Apr 29, 2019
The following article was translated from Lutte Ouvrière (Workers’ Struggle), the French revolutionary workers’ group of that name.
On April 22, Trump announced the end of the exceptions to the U.S. embargo against Iranian oil that had been granted to eight countries last November. Immediately, the price of oil shot up, reaching $74 a barrel.
Under the pretext of weakening the regime of the Islamist mullahs, Trump further squeezes the Iranian population and takes aim at the European and Asian competitors of the U.S. capitalists. Ever since he renounced the Iran nuclear deal in May 2018, his administration has imposed, step-by-step, a series of embargos.
While the Iranian regime that Trump affirms he wants to make fall is the direct target of these measures, they also hit the companies of the other western powers. All of those who do business with Iran and who use the dollar and the U.S. banking system for this business are threatened with giant fines. These threats have pushed many firms, including Total, British Airways, and Air France, to suspend all business with Iran.
On November 4, when he put in place the second phase of sanctions, Trump granted exemptions to China, India, Turkey, and South Korea. He was trying not to shut off the flow of Iranian oil too quickly – it went from three million barrels a day at the start of 2018 to 1.5 million today – in order to avoid a spike in prices. In parallel, he tried to haggle over commercial compensations for these countries. Trump demonstrated his strength not just to the Islamist mullahs who rule Iran, but also to all the political leaders of the planet.

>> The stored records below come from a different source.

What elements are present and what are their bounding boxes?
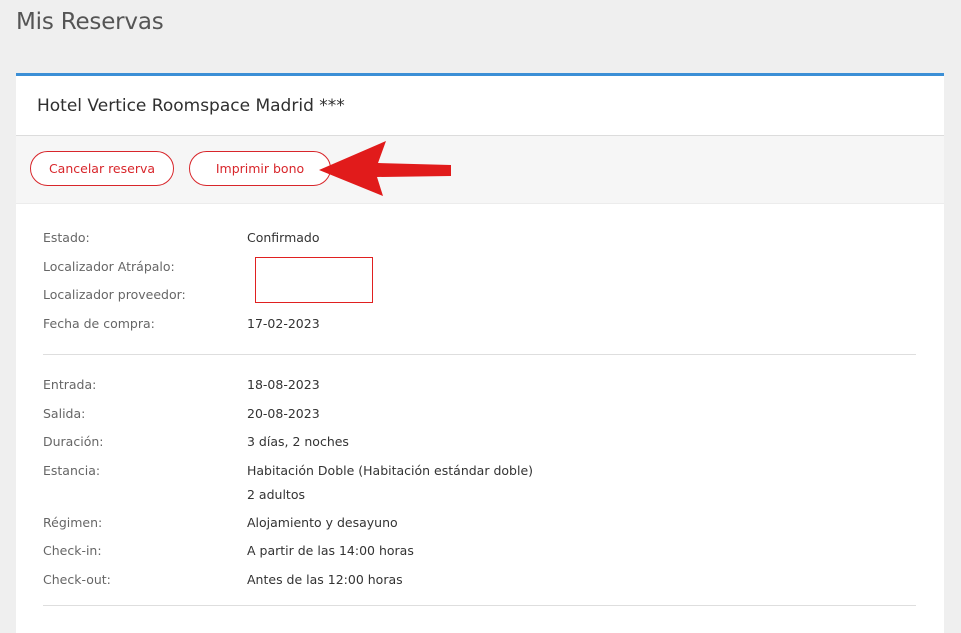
detail-row-estado: Estado: Confirmado [43, 224, 916, 253]
hotel-name: Hotel Vertice Roomspace Madrid *** [37, 95, 345, 116]
annotation-arrow-icon [319, 141, 451, 196]
detail-row-fecha-compra: Fecha de compra: 17-02-2023 [43, 310, 916, 339]
detail-value: 3 días, 2 noches [247, 434, 349, 449]
detail-row-checkin: Check-in: A partir de las 14:00 horas [43, 537, 916, 566]
detail-row-localizador-proveedor: Localizador proveedor: [43, 281, 916, 310]
detail-value: Habitación Doble (Habitación estándar do… [247, 459, 533, 507]
detail-label: Fecha de compra: [43, 315, 155, 331]
detail-value: 17-02-2023 [247, 315, 320, 331]
detail-label: Localizador Atrápalo: [43, 258, 175, 274]
stay-section: Entrada: 18-08-2023 Salida: 20-08-2023 D… [43, 355, 916, 594]
detail-value: A partir de las 14:00 horas [247, 543, 414, 558]
detail-value: 20-08-2023 [247, 405, 320, 421]
detail-label: Régimen: [43, 514, 103, 530]
guest-count: 2 adultos [247, 486, 305, 502]
detail-row-entrada: Entrada: 18-08-2023 [43, 371, 916, 400]
detail-label: Estado: [43, 230, 90, 245]
detail-label: Localizador proveedor: [43, 287, 186, 302]
redaction-box [255, 257, 373, 303]
booking-card: Hotel Vertice Roomspace Madrid *** Cance… [16, 73, 944, 633]
detail-label: Check-in: [43, 543, 102, 558]
detail-row-estancia: Estancia: Habitación Doble (Habitación e… [43, 457, 916, 509]
print-voucher-button[interactable]: Imprimir bono [189, 151, 331, 186]
booking-header: Hotel Vertice Roomspace Madrid *** [16, 76, 944, 136]
detail-value: 18-08-2023 [247, 377, 320, 392]
booking-details: Estado: Confirmado Localizador Atrápalo:… [16, 204, 944, 606]
detail-label: Check-out: [43, 571, 111, 587]
detail-row-localizador-atrapalo: Localizador Atrápalo: [43, 253, 916, 282]
detail-row-checkout: Check-out: Antes de las 12:00 horas [43, 566, 916, 595]
detail-value: Confirmado [247, 230, 320, 245]
detail-row-duracion: Duración: 3 días, 2 noches [43, 428, 916, 457]
detail-label: Duración: [43, 434, 104, 449]
cancel-booking-button[interactable]: Cancelar reserva [30, 151, 174, 186]
detail-value: Antes de las 12:00 horas [247, 571, 403, 587]
detail-row-salida: Salida: 20-08-2023 [43, 400, 916, 429]
detail-value: Alojamiento y desayuno [247, 514, 398, 530]
section-divider [43, 605, 916, 606]
status-section: Estado: Confirmado Localizador Atrápalo:… [43, 204, 916, 338]
booking-actions: Cancelar reserva Imprimir bono [16, 136, 944, 204]
room-type: Habitación Doble (Habitación estándar do… [247, 462, 534, 478]
page-title: Mis Reservas [16, 9, 164, 35]
detail-row-regimen: Régimen: Alojamiento y desayuno [43, 509, 916, 538]
detail-label: Entrada: [43, 377, 97, 392]
detail-label: Salida: [43, 405, 86, 421]
detail-label: Estancia: [43, 462, 101, 478]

This time once again, in addition to promoting the interests of U.S. oil companies that have increasing amounts of oil and gas to export, Trump is undoubtedly looking to force China or India to accept an unfavorable trade deal, in return for access to Iranian oil.
As always with embargos, it is the Iranian population that is paying the highest price. They already suffer from the dictatorship of the mullahs, corruption, and the permanent privileges of the regime’s dignitaries. The embargo has already caused 25% inflation and aggravated the shortage of food. And on top of these problems, for several weeks the country has been hit by enormous rainstorms that have caused massive flooding and destruction in 25 of Iran’s 31 provinces. More than 500,000 people have been displaced from their homes and two million are in need of humanitarian aid. But the embargo on financial transactions prevents this aid from arriving. A payment from the Red Cross to the Iranian Red Crescent was blocked. Many countries have sent shipments of material aid, but they are tiny compared to the massive needs of the population.
Trump’s embargo is such a huge attack on the population that if the Islamist regime of the mullahs was not so hated and weakened, he might even reinforce it.